Just as I'm pretty sure that Equifax will be tied up in lawsuits for years.
Just as I'm pretty sure this will cost them billions in penalties, judgments, legal fees, damage control, and more.
Just as I'm pretty sure that many senior execs at Equifax, both in and out of IT, have just ended their careers--and possibly are headed for a long vacation with three hots and a cot.
Wells Fargo, VW, and now Equifax. Any reasonable non-mentally-impaired executive could have predicted that the defecation would inevitably hit the ventilation.
Sooner or later, the snake will escape
When my kid was little, he wanted a pet snake. I personally don't like snakes and question the sanity of anyone who actually does, but that's beside the point. He's maybe 9 years old and loves his snake, names it Jake the Snake, and has to show it to all the neighborhood kids. We stressed not taking the snake out of the cage or opening the door to the cage because the snake might get out of the cage.

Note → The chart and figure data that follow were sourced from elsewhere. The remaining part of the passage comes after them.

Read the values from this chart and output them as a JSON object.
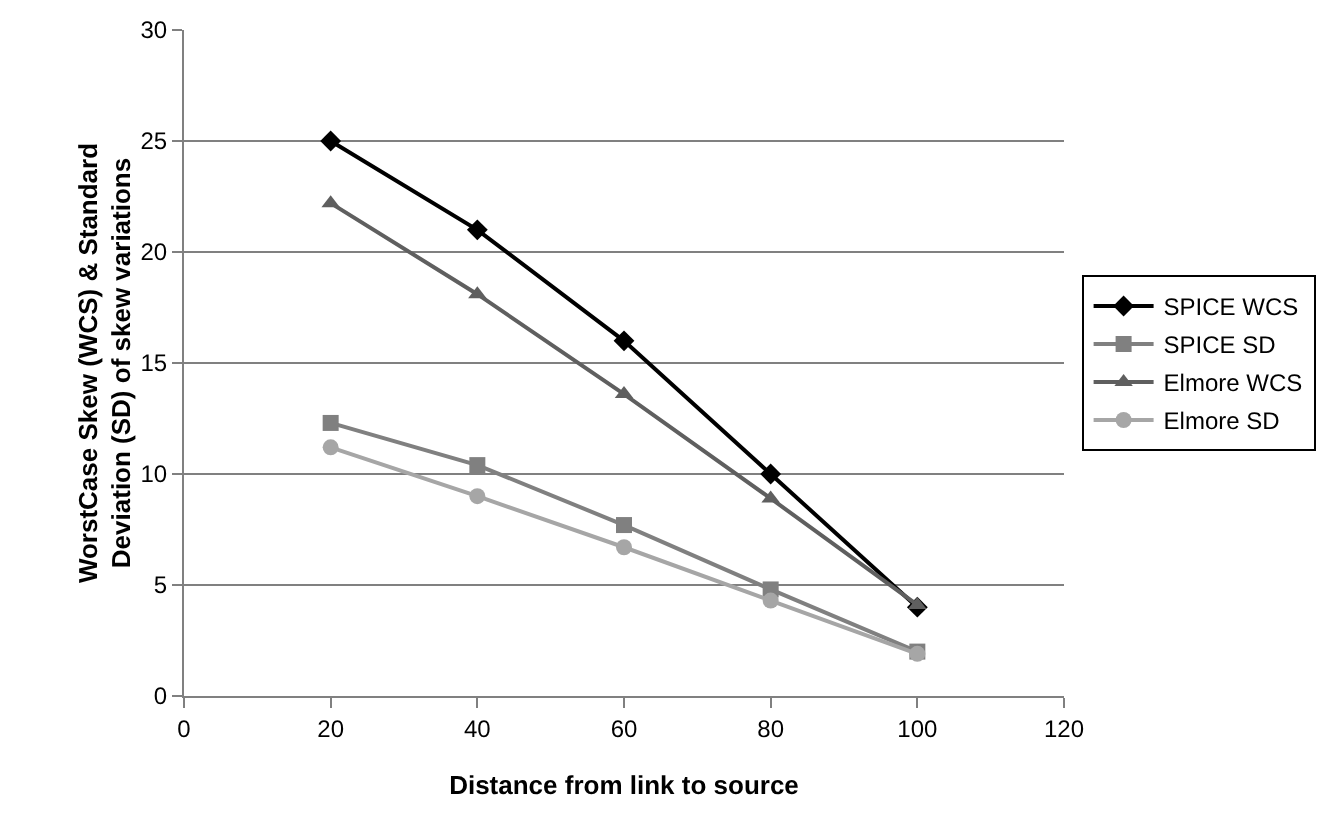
{
  "chart_data": {
    "type": "line",
    "xlabel": "Distance from link to source",
    "ylabel": "WorstCase Skew (WCS) & Standard Deviation (SD) of skew variations",
    "x": [
      20,
      40,
      60,
      80,
      100
    ],
    "series": [
      {
        "name": "SPICE WCS",
        "color": "#000000",
        "marker": "diamond",
        "values": [
          25,
          21,
          16,
          10,
          4
        ]
      },
      {
        "name": "SPICE SD",
        "color": "#808080",
        "marker": "square",
        "values": [
          12.3,
          10.4,
          7.7,
          4.8,
          2
        ]
      },
      {
        "name": "Elmore WCS",
        "color": "#5f5f5f",
        "marker": "triangle",
        "values": [
          22.2,
          18.1,
          13.6,
          8.9,
          4.1
        ]
      },
      {
        "name": "Elmore SD",
        "color": "#a6a6a6",
        "marker": "circle",
        "values": [
          11.2,
          9.0,
          6.7,
          4.3,
          1.9
        ]
      }
    ],
    "xlim": [
      0,
      120
    ],
    "xticks": [
      0,
      20,
      40,
      60,
      80,
      100,
      120
    ],
    "ylim": [
      0,
      30
    ],
    "yticks": [
      0,
      5,
      10,
      15,
      20,
      25,
      30
    ],
    "grid": "y",
    "legend": "right",
    "line_style": "solid"
  }
}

So of course the snake got out. And so did its replacement. Which was the end of snakes as pets in my household.
See, the problem is the snake only needed one lapse to get out. And if you've ever had a runaway snake in your house (if not, good on you) you know: you will never find them until they croak. They will get into places you didn't believe you had. So the snake security has to be 100%. 99.999% isn't quite good enough to keep the snake in the cage.
The only real way to prevent the snake from getting out of the cage is: no snake.
The only way to prevent your legacy code from hurting you is:
No legacy code.
This really is the crux of the matter--code grows old, not so much because it atrophies, but because it remains static while everything around it progresses and changes. That 20-something hotshot dev you just hired out of school learned how to do app security reviews on Java or C#--not on ASP or VB6. She's never seen VB6 and doesn't want to sully her resume with a VB6 project. The VB6 dev who still maintains that old app was possibly self-taught and never had a class on cross-site scripting or SQL injection.
Nobody expects the Spanish Inquisition
Returning to that sad list on Wikipedia, how many of those CIOs expected to be hacked? I'm guessing none of them. Some hacks are pretty complicated and sophisticated--the Target hack and this one come to mind. Target has said its breach cost it over $200M and that was before they finalized the consumer class action lawsuit. But hacks like Equifax are often just exploits that are well known, easy to implement, and completely preventable.
How much would it have cost to prevent the hack? How much would it have cost Equifax (whose shareholders, at this writing, have lost over $7B in the last week. Oops.)?
Nobody expects to be hacked. And everyone who gets hacked faces huge financial consequences. And lots of companies with old tech, old code, old platforms get hacked. But they don't have to.